Most cases of megacolon are idiopathic, meaning we don’t know why the condition developed in that particular individual. Less frequently, an injury, developmental disorder, or other primary condition prevents the colon from emptying as it should, causing it to stretch and stop functioning normally. In either case, cats with megacolon typically:
- Strain to defecate
- Exhibit pain while defecating
- Have abdominal discomfort
- May lose their appetite
- Produce small amounts of hard fecal matter that can contain blood or paradoxically produce small amounts of liquid feces, leading their owners to wrongly diagnose them with diarrhea
Definitively diagnosing megacolon is not too difficult. During a physical exam, a veterinarian can usually feel that the colon is distended with feces, a finding that is confirmed with abdominal X-rays. Additional diagnostic tests (e.g., blood work, urinalysis, and/or abdominal ultrasound) may be necessary to determine if megacolon has developed as a result of another condition.
The initial treatment for megacolon centers on getting the impacted feces out of the colon. In milder cases, an enema is all that is needed. (As an aside, never give a cat an enema at home without first consulting with a veterinarian. Some over the counter formulations are very toxic to cats.) More severely affected cats need to be put under general anesthesia and undergo a manual evacuation — fancy words for the veterinarian donning latex gloves and removing fecal material by hand, a procedure that necessitates lots of patience and lubrication.
Once the cat is all cleaned out, the focus turns to preventing future episodes of constipation. Since fecal matter consists primarily of unabsorbed food, it shouldn’t be too surprising that dietary manipulation is central to treatment. In my experience, most cats respond best to a highly digestible food that reduces the amount of feces they produce. They simply have less to expel, which decreases the risk they’ll get backed up. Cats are cats however, and some prefer to do things differently.
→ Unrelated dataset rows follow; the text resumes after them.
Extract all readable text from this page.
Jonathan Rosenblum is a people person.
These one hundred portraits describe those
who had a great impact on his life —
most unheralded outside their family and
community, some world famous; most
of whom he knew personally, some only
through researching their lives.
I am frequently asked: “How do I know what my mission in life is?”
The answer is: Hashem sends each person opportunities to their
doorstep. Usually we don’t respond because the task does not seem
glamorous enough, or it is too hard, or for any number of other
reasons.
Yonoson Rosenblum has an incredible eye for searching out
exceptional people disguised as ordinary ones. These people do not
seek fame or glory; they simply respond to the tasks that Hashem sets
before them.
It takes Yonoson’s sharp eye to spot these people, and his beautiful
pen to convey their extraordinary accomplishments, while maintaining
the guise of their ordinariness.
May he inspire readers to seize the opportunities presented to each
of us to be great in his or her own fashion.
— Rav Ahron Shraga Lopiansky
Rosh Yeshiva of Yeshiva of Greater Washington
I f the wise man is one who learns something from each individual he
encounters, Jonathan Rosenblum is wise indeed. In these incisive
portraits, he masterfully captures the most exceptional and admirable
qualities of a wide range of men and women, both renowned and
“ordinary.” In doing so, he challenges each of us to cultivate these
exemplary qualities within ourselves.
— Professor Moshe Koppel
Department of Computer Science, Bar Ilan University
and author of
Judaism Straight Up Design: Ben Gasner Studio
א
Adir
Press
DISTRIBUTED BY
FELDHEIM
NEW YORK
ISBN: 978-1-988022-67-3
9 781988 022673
When constipation persists despite feeding a highly digestible food, a high-fiber diet is worth a try. These cats then produce more stool than normal, but it is softer, easier to pass, and the increased bulk seems to stimulate the colon to contract more effectively. A couple of teaspoons of psyllium, canned pumpkin, or wheat bran can be added to a cat’s regular food to increase the fiber content.
Whichever diet works best, it is very important for the cat to remain well-hydrated so stool in the colon stays soft. For this reason, I generally recommend canned food only for my megacolon patients. Intermittent subcutaneous fluid therapy can be helpful as well. Stool softeners (e.g., lactulose) and medications that enhance muscular contractions in the wall of the colon (e.g. cisapride) are also frequently prescribed.
Most cats respond well to dietary and medical management, although they may still need an enema from time to time. In advanced cases, surgically removing the non-functioning portion of a cat’s colon is a good option, which brings about the need for more dietary manipulation … but that’s a subject for another day.